In der Buchhaltung wird zwischen Soll- und Istbesteuerung unterschieden. Besonders für kleine Unternehmen und Freelancer:innen ist dabei die Istbesteuerung eine interessantere Variante, da du in diesem Fall die Umsatzsteuer nicht vorfinanzieren und somit kein finanzielles Risiko eingehen musst. Das gibt dir gerade in der Gründungsphase mehr Sicherheit.

In diesem Artikel zeigen wir dir, worin der Unterschied zwischen Sollund Istbesteuerung liegt, wie du die Istbesteuerung beantragen kannst und welche Beispiele es für die Soll- und Istbesteuerung gibt. Weitere hilfreiche Tipps und Informationen zum Thema Steuern für Selbstständige und Freelancer:innen findest du auf unserem Blog.

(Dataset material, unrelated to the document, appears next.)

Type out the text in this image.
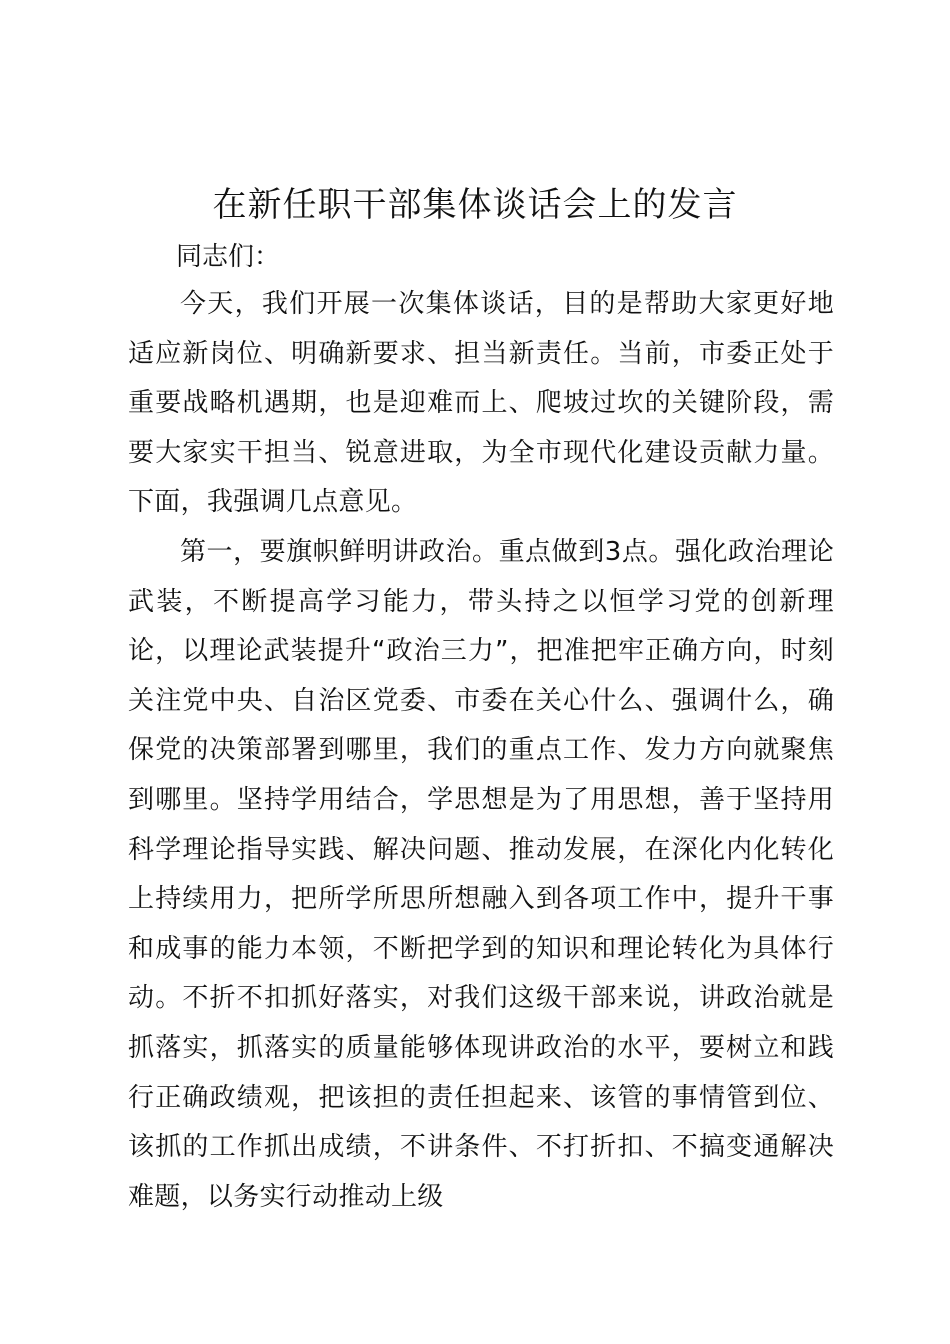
在新任职干部集体谈话会上的发言

同志们：

今天，我们开展一次集体谈话，目的是帮助大家更好地适应新岗位、明确新要求、担当新责任。当前，市委正处于重要战略机遇期，也是迎难而上、爬坡过坎的关键阶段，需要大家实干担当、锐意进取，为全市现代化建设贡献力量。下面，我强调几点意见。

第一，要旗帜鲜明讲政治。重点做到3点。强化政治理论武装，不断提高学习能力，带头持之以恒学习党的创新理论，以理论武装提升“政治三力”，把准把牢正确方向，时刻关注党中央、自治区党委、市委在关心什么、强调什么，确保党的决策部署到哪里，我们的重点工作、发力方向就聚焦到哪里。坚持学用结合，学思想是为了用思想，善于坚持用科学理论指导实践、解决问题、推动发展，在深化内化转化上持续用力，把所学所思所想融入到各项工作中，提升干事和成事的能力本领，不断把学到的知识和理论转化为具体行动。不折不扣抓好落实，对我们这级干部来说，讲政治就是抓落实，抓落实的质量能够体现讲政治的水平，要树立和践行正确政绩观，把该担的责任担起来、该管的事情管到位、该抓的工作抓出成绩，不讲条件、不打折扣、不搞变通解决难题，以务实行动推动上级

Was versteht man unter der Sollbesteuerung?

Bei der Sollbesteuerung wird die Umsatzsteuer direkt, nachdem du die Rechnung an deine Kunden gestellt hast, an das Finanzamt abgeführt. Dabei ist das Rechnungsdatum für die Bestimmung der Fälligkeit ausschlaggebend – nicht etwa das Datum des tatsächlichen Geldeingangs.

Beispiel für eine Sollversteuerung:

  • Du stellst am 15. September eine Rechnung über 100 Euro zzgl. 19 Euro Umsatzsteuer.
  • Du führst die 19 Euro Umsatzsteuer für den Monat ab, der auf der Rechnung steht – in deinem Fall also für September.
  • Zahlen die Auftraggebenden mit Verzug oder kommt es zum Zahlungsausfall, dann gehst du gegenüber dem Finanzamt in Vorleistung.

Was ist der Unterschied zwischen der Sollbesteuerung und der Istbesteuerung?

Bei der Istbesteuerung wird die Umsatzsteuer im Gegensatz zur Sollbesteuerung erst dann an das Finanzamt abgeführt, wenn diese tatsächlich von der Kundin bzw. vom Kunden bezahlt worden ist – sprich im Anschluss an die Rechnungsstellung.

Beispiel für eine Istbesteuerung:

  • Du stellst am 15. September eine Rechnung über 100 Euro zzgl. 19 Euro Umsatzsteuer an deine Kundin, bzw. deinen Kunden.
  • Du führst die Umsatzsteuer erst nach Zahlungseingang an das Finanzamt ab.
  • Zahlt der Auftraggebende im Oktober, führst du die Umsatzsteuer im November ab.

Im Gegensatz zur Sollbesteuerung wird bei der Istbesteuerung die Umsatzsteuer also erst dann zur Umsatzsteuervoranmeldung erfasst, wenn der Geldeingang für die gestellte Rechnung auch tatsächlich auf deinem Konto eingegangen ist. Das gibt dir gerade am Anfang deiner selbstständigen Tätigkeit mehr finanzielle Sicherheit. 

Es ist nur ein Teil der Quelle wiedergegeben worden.